Kenneth Mostern kmostern at utk.edu
Wed May 27 06:41:35 PDT 1998


Michael,

Before I start: I teach your work -- and Hamper's (there are some interesting battles over Rivethead in my classroom) -- in classes that are a mix of middle and working class students; I often get children of factory workers, since I teach working class lit (among other things) in a state newly full of factory workers, but rarely the children of the most suppressed factory workers -- in my region, the chicken processing plants -- nor of the strata of fast food workers/janitors/day labor, who never make it to schools like mine.

I am also, as I said in a thread before, very interested in humor -- in teaching and in organizing.

You said: Part of these attitudes, I understand is class-based. Those of us from the working class know what you think of our "underdeveloped" politics. We think you're a bunch of smarty-pants and we know you've never really worked a day in your life when we shake your hand and feel how smooth it is, how clean the fingernails are. We have to stop thinking less of you because you really do mean well and are working to create a more equitable distribution of the wealth. [Kenneth Mostern] This, for me, is the key issue between us -- and the key issue in what it means to talk about your identity politics, which assumes that what workers think is not only important (of course I agree) but also correct.

You feel my hands, and you are right -- I have never worked in a factory. (I did drive a mail truck three days a week for three years working through school, by somehow my hands came out of it perfectly bourgeois.) And you haven't the slightest idea that neither of my parents went to college (at least not at the "normal" age), that my father the bank teller was fired immediately before his pension would be vested -- no union, of course -- and hasn't worked since, that my mother struggled to keep the family together and eventually graduated, two years after me, at 50. But in another way, you're right -- I was the smarty pants kid, the one who went to working class public education, didn't really talk to anyone (until I was 15, when everything changed, but that's another story), hid myself in books and fantasies and masturbation, and was, through some miracle, lucky enough to get out that way.

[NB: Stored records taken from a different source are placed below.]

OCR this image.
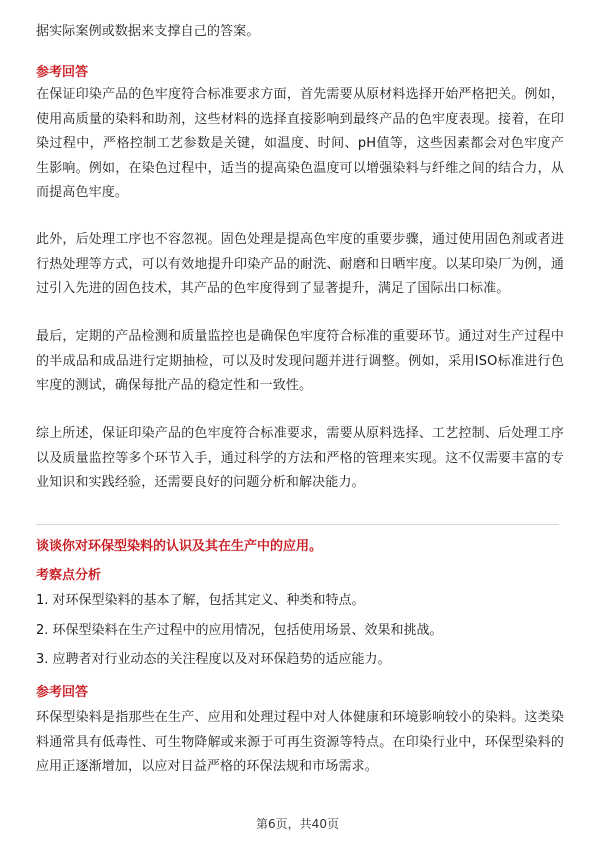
据实际案例或数据来支撑自己的答案。

参考回答

在保证印染产品的色牢度符合标准要求方面，首先需要从原材料选择开始严格把关。例如，使用高质量的染料和助剂，这些材料的选择直接影响到最终产品的色牢度表现。接着，在印染过程中，严格控制工艺参数是关键，如温度、时间、pH值等，这些因素都会对色牢度产生影响。例如，在染色过程中，适当的提高染色温度可以增强染料与纤维之间的结合力，从而提高色牢度。

此外，后处理工序也不容忽视。固色处理是提高色牢度的重要步骤，通过使用固色剂或者进行热处理等方式，可以有效地提升印染产品的耐洗、耐磨和日晒牢度。以某印染厂为例，通过引入先进的固色技术，其产品的色牢度得到了显著提升，满足了国际出口标准。

最后，定期的产品检测和质量监控也是确保色牢度符合标准的重要环节。通过对生产过程中的半成品和成品进行定期抽检，可以及时发现问题并进行调整。例如，采用ISO标准进行色牢度的测试，确保每批产品的稳定性和一致性。

综上所述，保证印染产品的色牢度符合标准要求，需要从原料选择、工艺控制、后处理工序以及质量监控等多个环节入手，通过科学的方法和严格的管理来实现。这不仅需要丰富的专业知识和实践经验，还需要良好的问题分析和解决能力。

谈谈你对环保型染料的认识及其在生产中的应用。

考察点分析

1. 对环保型染料的基本了解，包括其定义、种类和特点。

2. 环保型染料在生产过程中的应用情况，包括使用场景、效果和挑战。

3. 应聘者对行业动态的关注程度以及对环保趋势的适应能力。

参考回答

环保型染料是指那些在生产、应用和处理过程中对人体健康和环境影响较小的染料。这类染料通常具有低毒性、可生物降解或来源于可再生资源等特点。在印染行业中，环保型染料的应用正逐渐增加，以应对日益严格的环保法规和市场需求。

第6页，共40页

I learned to speak "their" language better than "my own", in some ways for better, in some for worse. A working class striver just like you. And now I'm a professional marxist theorist, an incoherent category if there ever was one.

The point, I hope, is not that you should "like" me. The point is the inherent sectarianism of your position when you insist on labelling anyone who thinks they've thought through something in a useful way a "smarty pants". That kind of anti-intellectualism is the kind that, to be frank, that makes it impossible for me to speak to my father (you got personal, I'll get personal), while not doing one thing to get him off his butt and away from that TV. (He isn't/wasn't watching TV Nation, either.)

The question for me about your work is -- does it make people think? Call it my pink uncalloused hands, if you will, but I say the workers -- us -- won't accomplish anything until we think. That's not opposed to unions and sit down strikes; its part of the process. I teach your movies because I can use them, in the context of many other kinds of work (much of which is "smarty pants"), to get people to think. And I ask you to not make sectarian comments publicly that work against my engaging in that process.

Your humor is definitely a part of our thinking. This list's theory, I hope, is as well.

With admiration,

Kenny

Kenneth Mostern Department of English University of Tennessee

"Talent is perhaps nothing other than successfully sublimated rage."